No decoys on an old Pentium 4. Just a curiosity: why?

Message boards : Number crunching : No decoys on an old Pentium 4. Just a curiosity: why?

To post messages, you must log in.

AuthorMessage
manalog

Send message
Joined: 8 Apr 15
Posts: 24
Credit: 233,155
RAC: 0
Message 97963 - Posted: 8 Jul 2020, 16:02:53 UTC

Hi all,
I am totally aware that crunching on a Pentium 4 is extremely inefficient and contributes as a drop in an ocean. Nonetheless, I will be for some days (probably less than a week) in an house where is present an old Pentium 4 2,8; I do not pay the electricity and it comes from certified renewable source. Considered that I am going to do this only for a short period of time, I don't see any issue, I am doing it just for fun and to give some "glory" to this old machine.
The computer runs (very smoothly actually) Debian 7; all the hardware is in very good condition and it has 2GB of Ram. Yesterday I attached it to Rosetta@Home and it started crunching a
bmpr1_attempt3_0_SAVE_ALL_OUT_IGNORE_THE_REST_0se1zv2k_951179_2
workunit; default runtime: 8hrs.
This morning the Wu was at 98.9% of progress, after more than 15 hours of elaboration and no checkpoints were made, that is, no decoy was computed. The process was running, 100% cpu usage, 20% ram usage and, when I checked the /proc/PID/fd/2 file I saw that it was sending signal with its runtime. I killed the WU and now it started another one,
tgfbR2_1_SAVE_ALL_OUT_IGNORE_THE_REST_6th1hn7q_951729_3
. 16471 seconds have passed and still no checkpoint/decoy.
Now, I know that the processor is old (2003) and slow (single core 2.8Ghz) BUT the absence of decoys still looks very inconsistent to me. BMPR and TGFBR2 WUs are very "easy" one and a single core of my Xeon L5420 completes hundreds of decoys in the same time. I know that the IPC of a Pentium 4 is much lower than the one of Core2Duo, but I tried to do some proportions and this behavior is just impossible. Ok, it is slower, but not one hundred time slower! More like 50% and in case I expect half decoys, not no decoys!
Just for curiosity, why? Is it related to the 32 bit architecture? Moreover I have found a couple of old P4/Xeon/Celeron Family 15 in the accounts of "Fold for Covid" and "Grcpool" and they are still working. I am just curious because this thing is puzzling me.
Any suggestion to a project where switching this machine for these days? Tn-Grid no because in order to support P4 with SSE2 is required a recompilation; I have done it but the binary is in another computer I cannot access it and I cannot recompile it now because yesterday in trying to update from Debian 7 to 10 I broken apt and i do not want to fix it, thus I can not install the dependencies required to compile Tn-Grid for SSE2 and I do not want to crunch it without SIMD as a matter of principle. WCG's MIP?
Thank you.[/code]
ID: 97963 · Rating: 0 · rate: Rate + / Rate - Report as offensive    Reply Quote
Mod.Sense
Volunteer moderator

Send message
Joined: 22 Aug 06
Posts: 4018
Credit: 0
RAC: 0
Message 97965 - Posted: 8 Jul 2020, 20:31:22 UTC

I agree, you should be able to complete some models. Just not as many per unit time.

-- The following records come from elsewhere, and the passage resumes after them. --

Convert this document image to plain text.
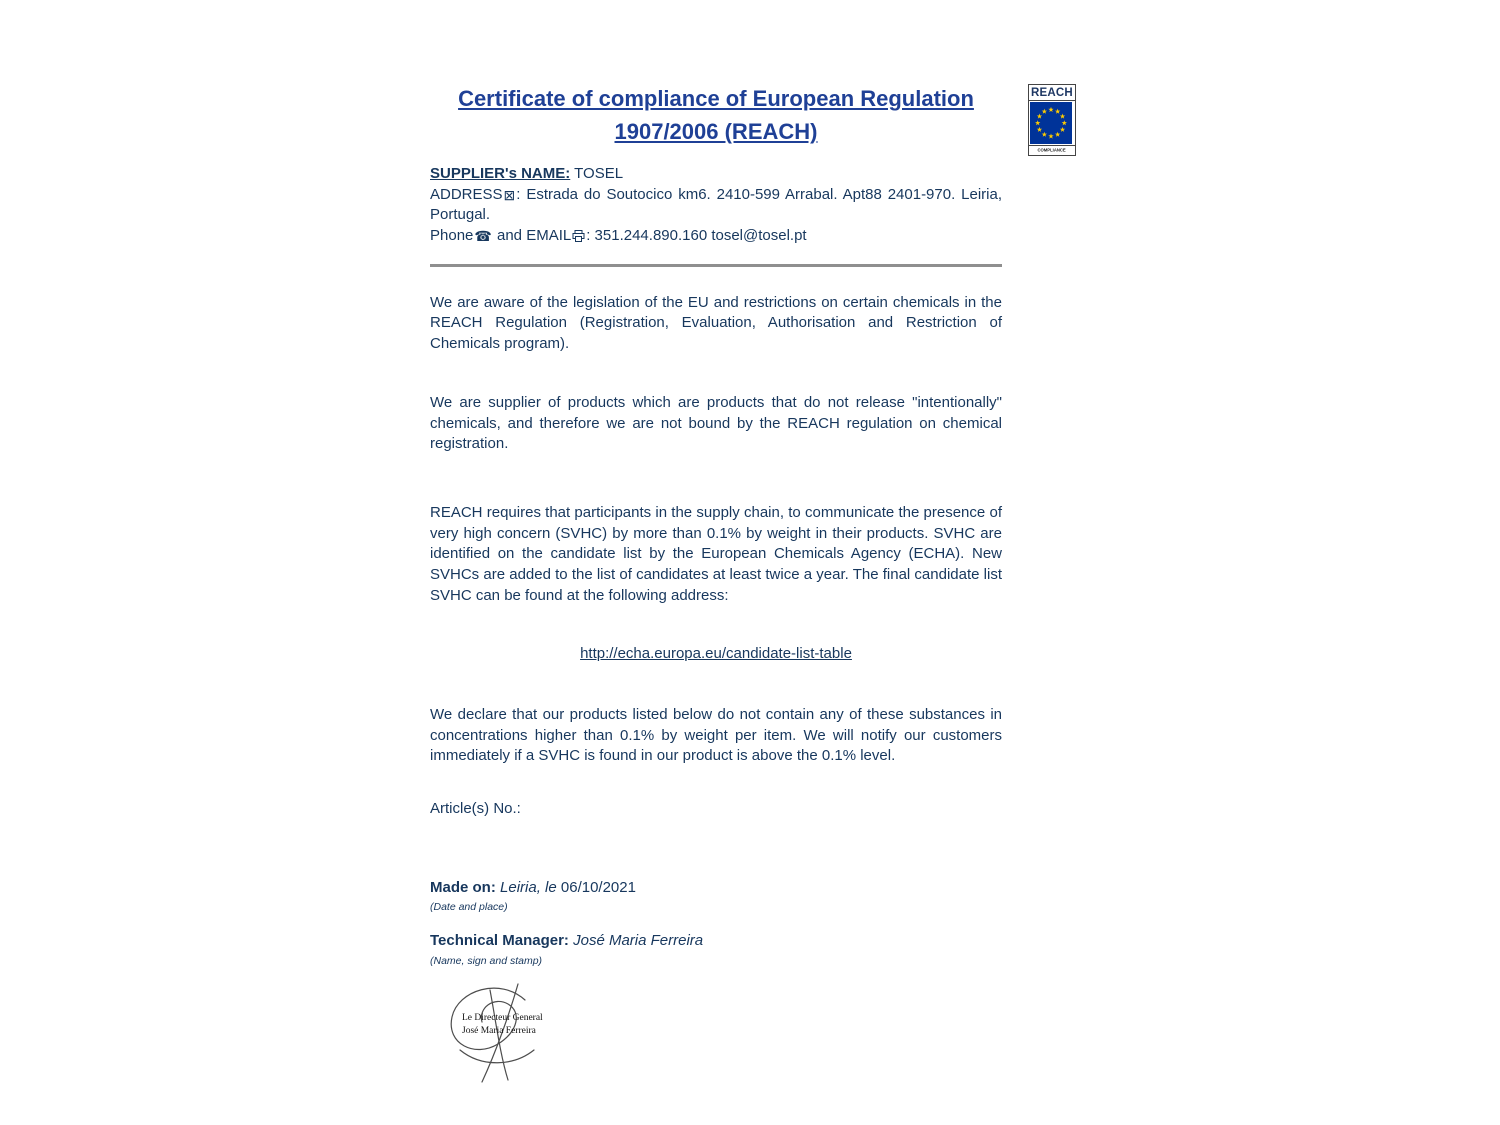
REACH
COMPLIANCE
Certificate of compliance of European Regulation
1907/2006 (REACH)

SUPPLIER's NAME: TOSEL

ADDRESS⊠: Estrada do Soutocico km6. 2410-599 Arrabal. Apt88 2401-970. Leiria, Portugal.

Phone☎ and EMAIL : 351.244.890.160 tosel@tosel.pt

We are aware of the legislation of the EU and restrictions on certain chemicals in the REACH Regulation (Registration, Evaluation, Authorisation and Restriction of Chemicals program).

We are supplier of products which are products that do not release "intentionally" chemicals, and therefore we are not bound by the REACH regulation on chemical registration.

REACH requires that participants in the supply chain, to communicate the presence of very high concern (SVHC) by more than 0.1% by weight in their products. SVHC are identified on the candidate list by the European Chemicals Agency (ECHA). New SVHCs are added to the list of candidates at least twice a year. The final candidate list SVHC can be found at the following address:

http://echa.europa.eu/candidate-list-table

We declare that our products listed below do not contain any of these substances in concentrations higher than 0.1% by weight per item. We will notify our customers immediately if a SVHC is found in our product is above the 0.1% level.

Article(s) No.:

Made on: Leiria, le 06/10/2021

(Date and place)

Technical Manager: José Maria Ferreira

(Name, sign and stamp)

Le Directeur General
José Maria Ferreira
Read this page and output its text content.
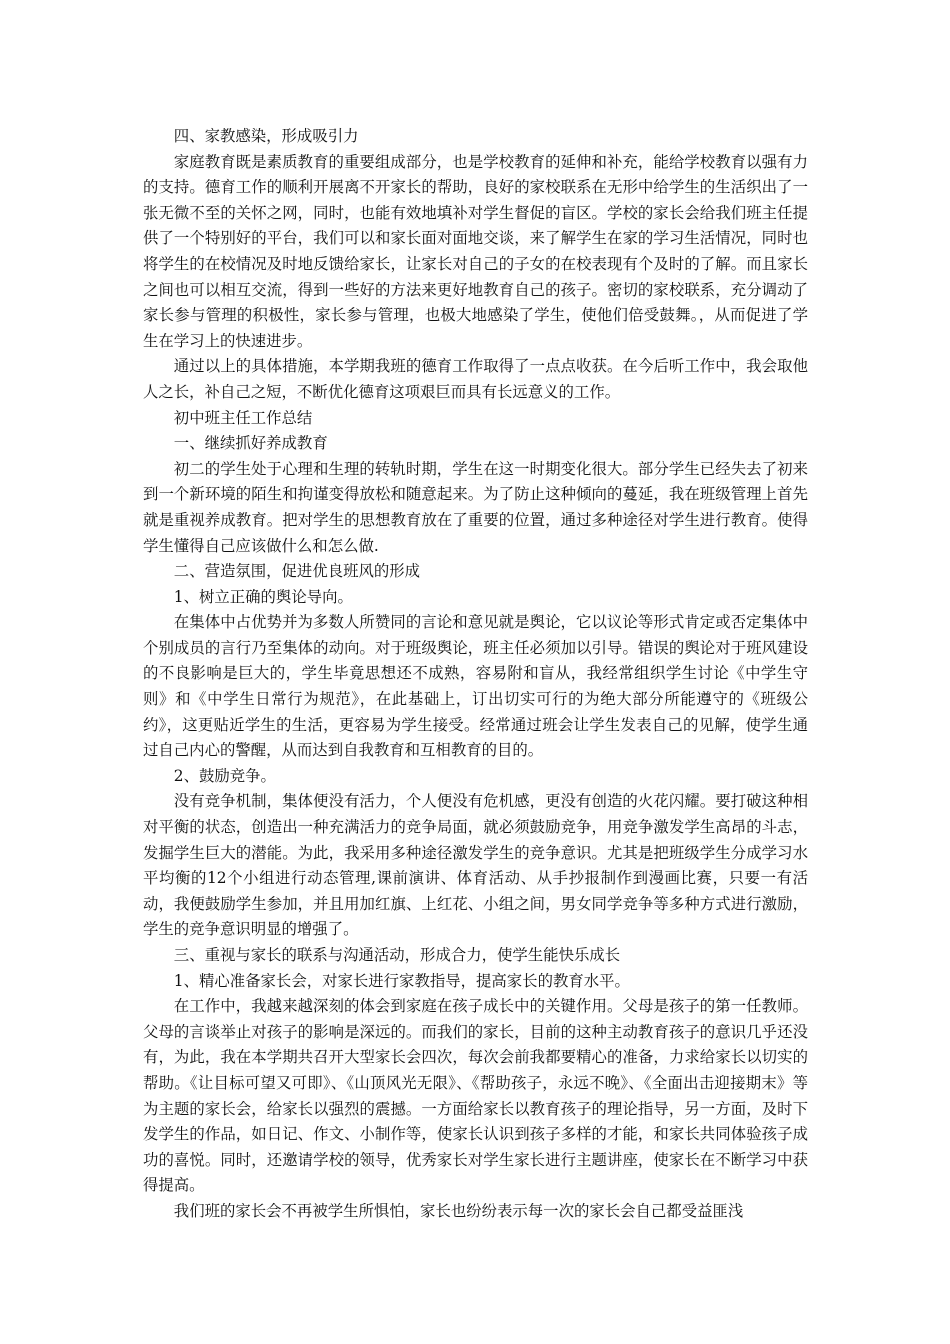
四、家教感染，形成吸引力

家庭教育既是素质教育的重要组成部分，也是学校教育的延伸和补充，能给学校教育以强有力的支持。德育工作的顺利开展离不开家长的帮助，良好的家校联系在无形中给学生的生活织出了一张无微不至的关怀之网，同时，也能有效地填补对学生督促的盲区。学校的家长会给我们班主任提供了一个特别好的平台，我们可以和家长面对面地交谈，来了解学生在家的学习生活情况，同时也将学生的在校情况及时地反馈给家长，让家长对自己的子女的在校表现有个及时的了解。而且家长之间也可以相互交流，得到一些好的方法来更好地教育自己的孩子。密切的家校联系，充分调动了家长参与管理的积极性，家长参与管理，也极大地感染了学生，使他们倍受鼓舞。，从而促进了学生在学习上的快速进步。

通过以上的具体措施，本学期我班的德育工作取得了一点点收获。在今后听工作中，我会取他人之长，补自己之短，不断优化德育这项艰巨而具有长远意义的工作。

初中班主任工作总结

一、继续抓好养成教育

初二的学生处于心理和生理的转轨时期，学生在这一时期变化很大。部分学生已经失去了初来到一个新环境的陌生和拘谨变得放松和随意起来。为了防止这种倾向的蔓延，我在班级管理上首先就是重视养成教育。把对学生的思想教育放在了重要的位置，通过多种途径对学生进行教育。使得学生懂得自己应该做什么和怎么做.

二、营造氛围，促进优良班风的形成

1、树立正确的舆论导向。

在集体中占优势并为多数人所赞同的言论和意见就是舆论，它以议论等形式肯定或否定集体中个别成员的言行乃至集体的动向。对于班级舆论，班主任必须加以引导。错误的舆论对于班风建设的不良影响是巨大的，学生毕竟思想还不成熟，容易附和盲从，我经常组织学生讨论《中学生守则》和《中学生日常行为规范》，在此基础上，订出切实可行的为绝大部分所能遵守的《班级公约》，这更贴近学生的生活，更容易为学生接受。经常通过班会让学生发表自己的见解，使学生通过自己内心的警醒，从而达到自我教育和互相教育的目的。

2、鼓励竞争。

没有竞争机制，集体便没有活力，个人便没有危机感，更没有创造的火花闪耀。要打破这种相对平衡的状态，创造出一种充满活力的竞争局面，就必须鼓励竞争，用竞争激发学生高昂的斗志，发掘学生巨大的潜能。为此，我采用多种途径激发学生的竞争意识。尤其是把班级学生分成学习水平均衡的12个小组进行动态管理,课前演讲、体育活动、从手抄报制作到漫画比赛，只要一有活动，我便鼓励学生参加，并且用加红旗、上红花、小组之间，男女同学竞争等多种方式进行激励，学生的竞争意识明显的增强了。

三、重视与家长的联系与沟通活动，形成合力，使学生能快乐成长

1、精心准备家长会，对家长进行家教指导，提高家长的教育水平。

在工作中，我越来越深刻的体会到家庭在孩子成长中的关键作用。父母是孩子的第一任教师。父母的言谈举止对孩子的影响是深远的。而我们的家长，目前的这种主动教育孩子的意识几乎还没有，为此，我在本学期共召开大型家长会四次，每次会前我都要精心的准备，力求给家长以切实的帮助。《让目标可望又可即》、《山顶风光无限》、《帮助孩子，永远不晚》、《全面出击迎接期末》等为主题的家长会，给家长以强烈的震撼。一方面给家长以教育孩子的理论指导，另一方面，及时下发学生的作品，如日记、作文、小制作等，使家长认识到孩子多样的才能，和家长共同体验孩子成功的喜悦。同时，还邀请学校的领导，优秀家长对学生家长进行主题讲座，使家长在不断学习中获得提高。

我们班的家长会不再被学生所惧怕，家长也纷纷表示每一次的家长会自己都受益匪浅
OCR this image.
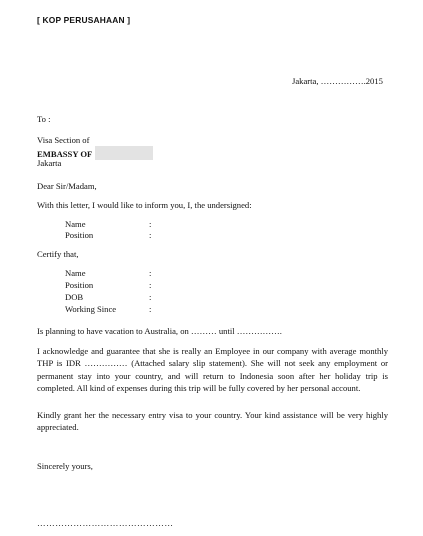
[ KOP PERUSAHAAN ]
Jakarta, …………….2015
To :
Visa Section of
EMBASSY OF
Jakarta
Dear Sir/Madam,
With this letter, I would like to inform you, I, the undersigned:
Name	:
Position	:
Certify that,
Name	:
Position	:
DOB	:
Working Since	:
Is planning to have vacation to Australia, on ……… until …………….
I acknowledge and guarantee that she is really an Employee in our company with average monthly THP is IDR …………… (Attached salary slip statement). She will not seek any employment or permanent stay into your country, and will return to Indonesia soon after her holiday trip is completed. All kind of expenses during this trip will be fully covered by her personal account.
Kindly grant her the necessary entry visa to your country. Your kind assistance will be very highly appreciated.
Sincerely yours,
………………………………………
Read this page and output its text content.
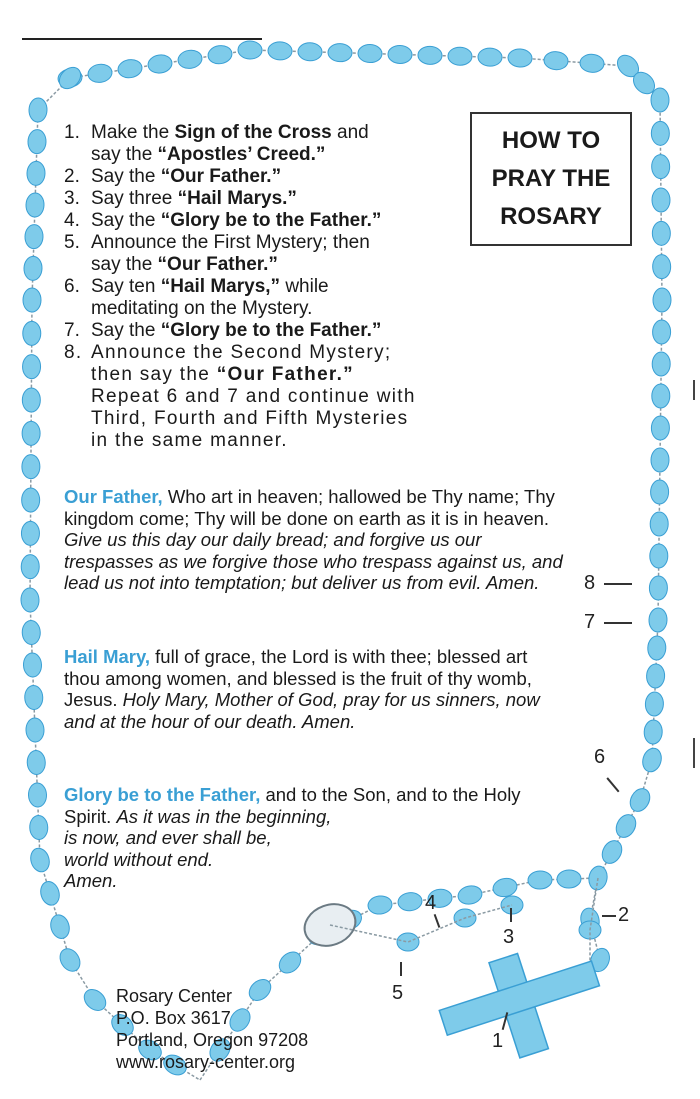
HOW TO
PRAY THE
ROSARY
1. Make the Sign of the Cross and
say the “Apostles’ Creed.”
2. Say the “Our Father.”
3. Say three “Hail Marys.”
4. Say the “Glory be to the Father.”
5. Announce the First Mystery; then
say the “Our Father.”
6. Say ten “Hail Marys,” while
meditating on the Mystery.
7. Say the “Glory be to the Father.”
8. Announce the Second Mystery;
then say the “Our Father.”
Repeat 6 and 7 and continue with
Third, Fourth and Fifth Mysteries
in the same manner.

Our Father, Who art in heaven; hallowed be Thy name; Thy kingdom come; Thy will be done on earth as it is in heaven. Give us this day our daily bread; and forgive us our trespasses as we forgive those who trespass against us, and lead us not into temptation; but deliver us from evil. Amen.

Hail Mary, full of grace, the Lord is with thee; blessed art thou among women, and blessed is the fruit of thy womb, Jesus. Holy Mary, Mother of God, pray for us sinners, now and at the hour of our death. Amen.

Glory be to the Father, and to the Son, and to the Holy Spirit. As it was in the beginning,
is now, and ever shall be,
world without end.
Amen.

Rosary Center
P.O. Box 3617
Portland, Oregon 97208
www.rosary-center.org
8
7
6
4
3
2
5
1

Are the tasks actually getting CPU time? Or are they just shown as "running" for their status. Normally I would tell a Windows user to go to task manager to see if they are using CPU, and to confirm with the WU properties the actual CPU time is increasing. On Linux, I guess have a look at top, and see if the tasks are getting CPU. Although you did say they ran 100% CPU. So it sounds like you've already checked this.

There is nothing about an older CPU that should impact checkpointing either. As you allude to, a checkpoint is taken at least at the end of each model, and often at various times within a model as well. What have you set for your preference on how often to request tasks to checkpoint?

It is always possible that the first model of the WU happened to go rogue. How did the next machine do with the reassigned tasks?
Rosetta Moderator: Mod.Sense
ID: 97965 · Rating: 0 · rate: Rate + / Rate - Report as offensive    Reply Quote
manalog

Send message
Joined: 8 Apr 15
Posts: 24
Credit: 233,155
RAC: 0
Message 97970 - Posted: 8 Jul 2020, 23:46:59 UTC - in response to Message 97965.  

Indeed, CPU was around 99,8 all the time, with some slight drop and reprise some time but in the order of few point. The process was alive, for sure, my only worry was that it could have been stuck in some loop. 15 hours with no decoys is very strange, even with a Pentium 4. Now it is crunching MIP; it still has to finish its first workunit, but timing seems not too different from a single core of a old dual core laptop I succesfully used on Rosetta and that produced several decoys in eight hours (unles, of course, for the COVID workunits of April, but that was an exceptional case).
I am checking other host: [url]https://boinc.bakerlab.org/rosetta/workunit.php?wuid=1091797531[url]; it is a very powerful computer and it's set on 8 hours runtime. We will see; probably I'll give another try of Rosetta on this host.
ID: 97970 · Rating: 0 · rate: Rate + / Rate - Report as offensive    Reply Quote
Mod.Sense
Volunteer moderator

Send message
Joined: 22 Aug 06
Posts: 4018
Credit: 0
RAC: 0
Message 97987 - Posted: 9 Jul 2020, 20:17:58 UTC

The question is whether the CPU was busy actually working on R@h tasks, or whether there was something else consuming the CPU. If something else, then R@h will not be able to make progress, as it runs at the lowest priority.
Rosetta Moderator: Mod.Sense
ID: 97987 · Rating: 0 · rate: Rate + / Rate - Report as offensive    Reply Quote
Falconet

Send message
Joined: 9 Mar 09
Posts: 353
Credit: 1,183,306
RAC: 4,551
Message 97990 - Posted: 9 Jul 2020, 22:35:27 UTC - in response to Message 97987.  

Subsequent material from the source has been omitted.